このKhanmigoの教師向けバージョンとなる「Khanmigo for Teachers」を、2024年5月21日からアメリカのすべての教育者に無料で提供するとMicrosoftとカーンアカデミーが発表しました。「Khanmigo for Teachers」は無料のオンライン授業などを多数取り扱うカーンアカデミーのコンテンツを活用することで、教師の授業計画構築を手助けしたり、指導の助けを行ったりすることができるというもの。生徒が授業に興味関心を示すようになるためのフック、生徒のパフォーマンスに関する洞察、推奨される課題などを作成するためのサポートを提供してくれるそうです。

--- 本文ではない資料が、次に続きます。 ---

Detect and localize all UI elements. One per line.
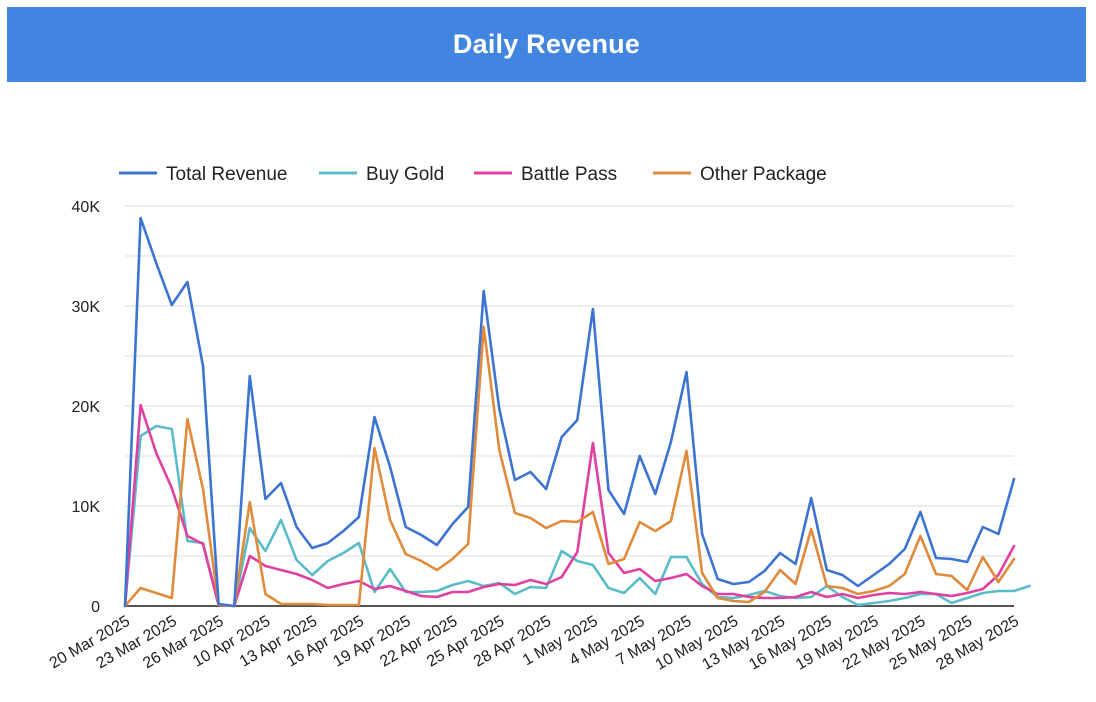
chart-title: Daily Revenue bbox=[452, 29, 641, 59]
series-lines bbox=[123, 216, 1031, 608]
legend-label: Other Package bbox=[700, 164, 827, 185]
series-line-buy-gold bbox=[123, 424, 1031, 608]
legend-label: Total Revenue bbox=[166, 164, 287, 185]
series-line-total-revenue bbox=[123, 216, 1016, 608]
y-tick-label: 10K bbox=[72, 499, 101, 516]
series-line-other-package bbox=[123, 325, 1016, 608]
series-line-battle-pass bbox=[123, 403, 1016, 608]
y-tick-label: 20K bbox=[72, 399, 101, 416]
y-tick-label: 40K bbox=[72, 199, 101, 216]
legend-label: Buy Gold bbox=[366, 164, 444, 185]
gridlines bbox=[125, 205, 1014, 607]
y-axis-ticks: 0 10K 20K 30K 40K bbox=[72, 199, 101, 616]
legend: Total Revenue Buy Gold Battle Pass Other Pa… bbox=[119, 164, 827, 185]
y-tick-label: 0 bbox=[91, 599, 100, 616]
chart-title-bar: Daily Revenue bbox=[7, 7, 1086, 82]
legend-label: Battle Pass bbox=[521, 164, 617, 185]
y-tick-label: 30K bbox=[72, 299, 101, 316]
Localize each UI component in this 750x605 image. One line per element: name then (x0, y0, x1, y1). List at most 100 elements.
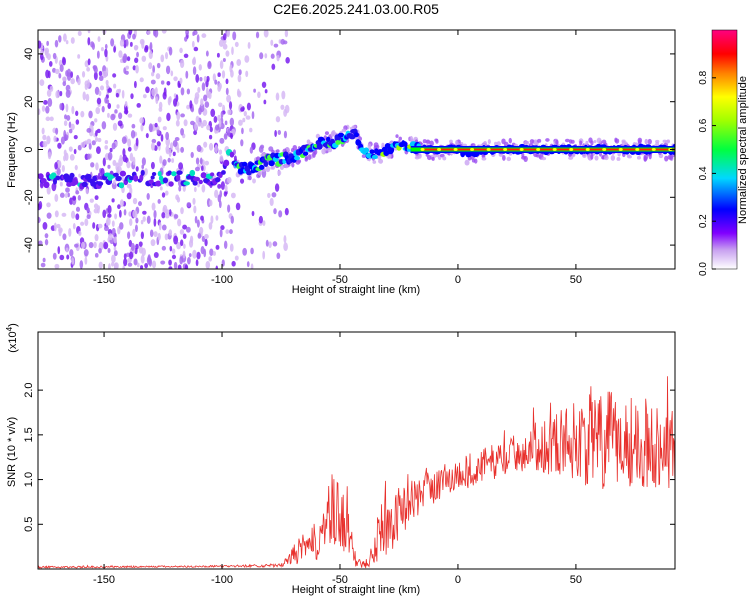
spectrogram-noise-mark (145, 132, 149, 139)
spectrogram-noise-mark (87, 37, 91, 46)
spectrogram-noise-mark (267, 192, 271, 198)
spectrogram-noise-mark (75, 119, 80, 125)
spectrogram-noise-mark (226, 94, 232, 103)
spectrogram-noise-mark (135, 64, 139, 74)
spectrogram-noise-mark (140, 219, 144, 225)
spectrogram-noise-mark (168, 46, 173, 56)
spectrogram-noise-mark (98, 90, 102, 96)
spectrogram-noise-mark (237, 74, 242, 83)
colorbar-tick-label: 0.4 (698, 166, 709, 180)
spectrogram-noise-mark (136, 51, 139, 58)
spectrogram-noise-mark (225, 229, 230, 234)
spectrogram-noise-mark (178, 185, 182, 192)
spectrogram-noise-mark (160, 54, 165, 63)
spectrogram-noise-mark (215, 244, 220, 250)
snr-ytick-label: 1.0 (23, 472, 35, 487)
spectrogram-noise-mark (212, 73, 216, 82)
spectrogram-ytick-label: -20 (23, 189, 35, 205)
spectrogram-noise-mark (225, 87, 229, 96)
spectrogram-noise-mark (151, 202, 156, 211)
spectrogram-noise-mark (196, 144, 202, 153)
spectrogram-noise-mark (251, 111, 255, 120)
spectrogram-noise-mark (39, 53, 44, 61)
spectrogram-noise-mark (108, 263, 111, 269)
spectrogram-noise-mark (70, 210, 76, 219)
spectrogram-noise-mark (125, 106, 128, 115)
spectrogram-wing-mark (664, 155, 669, 162)
spectrogram-noise-mark (107, 248, 111, 254)
spectrogram-ridge-mark (43, 181, 50, 189)
spectrogram-ridge-mark (316, 143, 323, 150)
spectrogram-noise-mark (180, 127, 185, 136)
spectrogram-noise-mark (68, 121, 72, 129)
spectrogram-noise-mark (246, 261, 250, 268)
spectrogram-ridge-mark (38, 173, 44, 180)
spectrogram-noise-mark (184, 36, 188, 42)
spectrogram-noise-mark (219, 190, 223, 198)
spectrogram-noise-mark (192, 249, 197, 259)
spectrogram-ridge-mark (200, 172, 207, 179)
spectrogram-noise-mark (165, 209, 170, 215)
spectrogram-noise-mark (165, 190, 169, 196)
spectrogram-noise-mark (142, 94, 147, 99)
spectrogram-ridge-mark (115, 175, 122, 182)
snr-xtick-label: 0 (455, 574, 461, 586)
snr-ytick-label: 0.5 (23, 517, 35, 532)
spectrogram-noise-mark (136, 103, 141, 108)
spectrogram-noise-mark (158, 222, 162, 231)
spectrogram-noise-mark (46, 40, 49, 47)
spectrogram-noise-mark (78, 230, 82, 236)
spectrogram-noise-mark (265, 239, 269, 247)
spectrogram-noise-mark (104, 145, 108, 150)
spectrogram-noise-mark (284, 30, 289, 38)
spectrogram-noise-mark (63, 149, 67, 157)
spectrogram-noise-mark (119, 199, 124, 208)
spectrogram-noise-mark (44, 239, 49, 246)
spectrogram-noise-mark (141, 157, 146, 166)
spectrogram-noise-mark (123, 258, 128, 267)
spectrogram-noise-mark (200, 122, 204, 129)
spectrogram-noise-mark (250, 247, 254, 255)
spectrogram-noise-mark (182, 250, 186, 259)
spectrogram-wing-mark (327, 147, 333, 153)
spectrogram-noise-mark (153, 30, 159, 38)
spectrogram-peak-dot (437, 148, 442, 151)
spectrogram-wing-mark (570, 139, 575, 144)
spectrogram-noise-mark (206, 124, 211, 131)
spectrogram-noise-mark (199, 157, 203, 165)
spectrogram-noise-mark (232, 31, 237, 41)
spectrogram-noise-mark (225, 78, 229, 85)
spectrogram-noise-mark (85, 93, 90, 102)
spectrogram-ridge-mark (157, 171, 162, 177)
spectrogram-noise-mark (132, 33, 136, 40)
spectrogram-noise-mark (218, 39, 224, 47)
spectrogram-noise-mark (148, 257, 153, 267)
spectrogram-noise-mark (165, 131, 170, 141)
spectrogram-noise-mark (271, 63, 276, 70)
spectrogram-wing-mark (655, 139, 660, 144)
spectrogram-wing-mark (564, 138, 570, 143)
spectrogram-noise-mark (208, 134, 213, 140)
spectrogram-noise-mark (273, 208, 277, 215)
spectrogram-noise-mark (138, 241, 143, 247)
spectrogram-noise-mark (215, 265, 219, 269)
spectrogram-ridge-mark (50, 172, 57, 180)
spectrogram-noise-mark (230, 215, 234, 224)
spectrogram-noise-mark (80, 110, 85, 118)
spectrogram-noise-mark (113, 83, 117, 89)
spectrogram-noise-mark (180, 87, 185, 96)
spectrogram-ridge-mark (133, 174, 139, 182)
spectrogram-noise-mark (198, 107, 202, 115)
spectrogram-noise-mark (107, 152, 113, 161)
spectrogram-noise-mark (165, 52, 169, 60)
spectrogram-noise-mark (113, 46, 116, 53)
spectrogram-wing-mark (439, 153, 445, 158)
spectrogram-noise-mark (195, 259, 199, 267)
spectrogram-noise-mark (153, 231, 158, 238)
spectrogram-wing-mark (545, 138, 550, 142)
spectrogram-wing-mark (655, 142, 660, 147)
spectrogram-noise-mark (95, 107, 101, 115)
spectrogram-wing-mark (271, 165, 275, 170)
spectrogram-noise-mark (130, 93, 134, 100)
spectrogram-noise-mark (98, 247, 102, 254)
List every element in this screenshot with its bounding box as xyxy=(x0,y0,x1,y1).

「Khanmigo for Teachers」を利用することで、教師は授業の準備作業に費やす時間を大幅に削減することが可能となります。過去の研究では「Khanmigo for Teachers」を使うことで、「授業の準備作業」の負荷を50%以上削減できることが示されています。そのため、Microsoftおよびカーンアカデミーは「我々の新しいパートナーシップの目標は、教師に『生徒の指導』という本当に重要なことに集中するための時間を提供することにあります」と述べました。

なお、「Khanmigo for Teachers」はMicrosoftのAzure OpenAI Serviceを利用するため、OpenAIのGPT-4o、GPT-4、Whisper、DALL・E 3といったAIモデルにアクセスすることができるということを意味します。これだけでなく他の分野においても大幅なコスト節約が可能となる模様。

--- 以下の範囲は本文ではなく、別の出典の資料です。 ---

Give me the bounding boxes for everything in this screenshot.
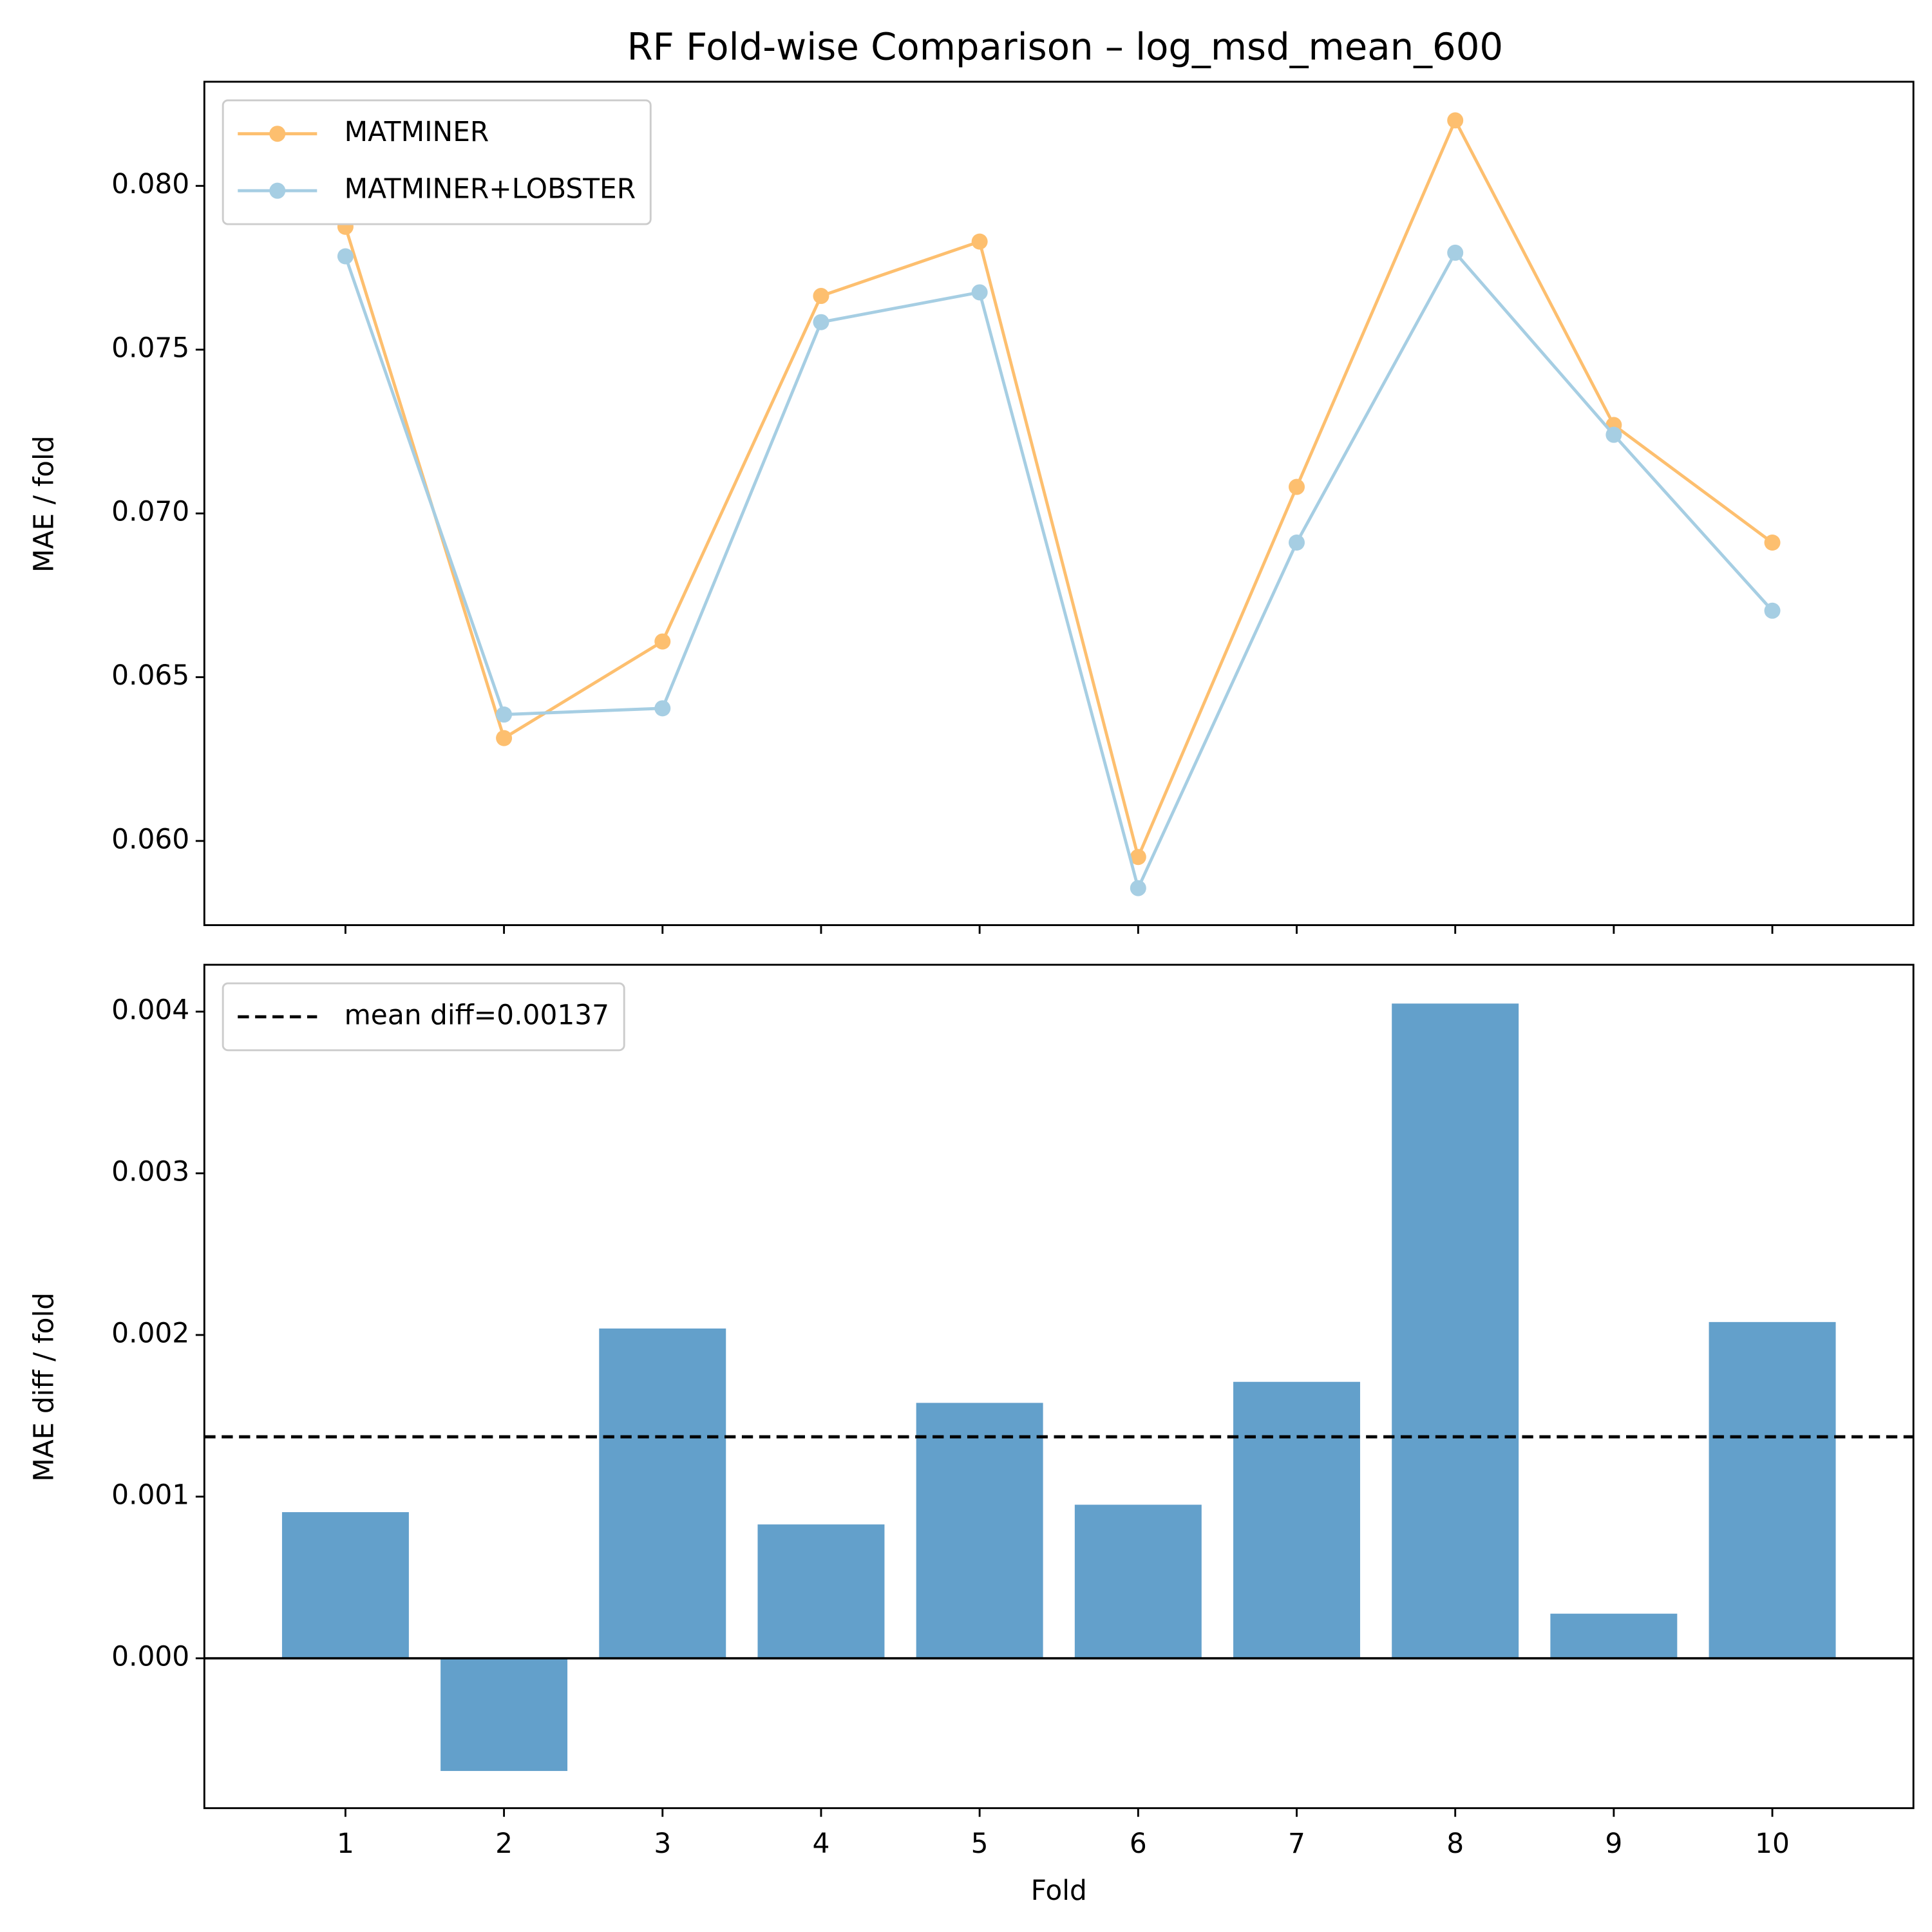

カーンアカデミーの創設者であるサル・カーン氏は、「教師という職業は超過重労働です」と述べ、教師は低賃金でありながら過剰な仕事量を抱えていると指摘。教師がAIを使用するようになれば、「教育をより持続可能なものにすることができる」とカーン氏は主張しています。

Meet Khanmigo: Khan Academy's AI-powered teaching assistant & tutor



これに加えて、Microsoftは小規模言語モデルの「Phi-3」を用い、カーンアカデミーの数学指導用コンテンツを改善することを支援すると発表しました。Phi-3を利用することで、チャットボットのMicrosoft Copilotや教育機関・学生向けの実践的な学習ツールを提供するMicrosoft Teams for Educationで使えるレッスンを増やしながら、より高品質な学習コンテンツを生み出すことに協力していくそうです。

小規模言語モデルのPhi-3を用いる理由について、テクノロジーメディアのVentureBeatは「数学を教えるという1点だけに特化しているため、小規模言語モデルのPhi-3を利用することは理にかなっています。トレーニングデータに主題以外の事柄が混ざっている場合、学習プロセスを妨げる幻覚や誤った情報が発生しやすくなりますが、今回の使用事例はこれには相当しません」と記しています。

さらに、Microsoftは複雑な計算用のPythonコードを呼び出すためにPhi-3のバージョンを微調整し、Accelerate LearningとUpchieveからのデータに基づいてAIモデルをトレーニングするというユースケースに最適化しています。ガイド付きチュートリアルを使って学生ユーザーの学習を支援したり、カスタマイズされた概要を提供しながら特定のレベルや数学のトピック向けの問題を生成したりすることができるAIが誕生したそうです。

Microsoftの教育製品担当ヴァイスプレジデントであるDeidre Quarnstrom氏は、「カーンアカデミーと共に、これらの重要な課題に取り組むことができて大変うれしく思っています。このモデルは、Khanmigoのような製品におけるAIを活用した数学の個別指導のアクセシビリティ、信頼性、エクスペリエンスを向上させる可能性を秘めています」と語りました。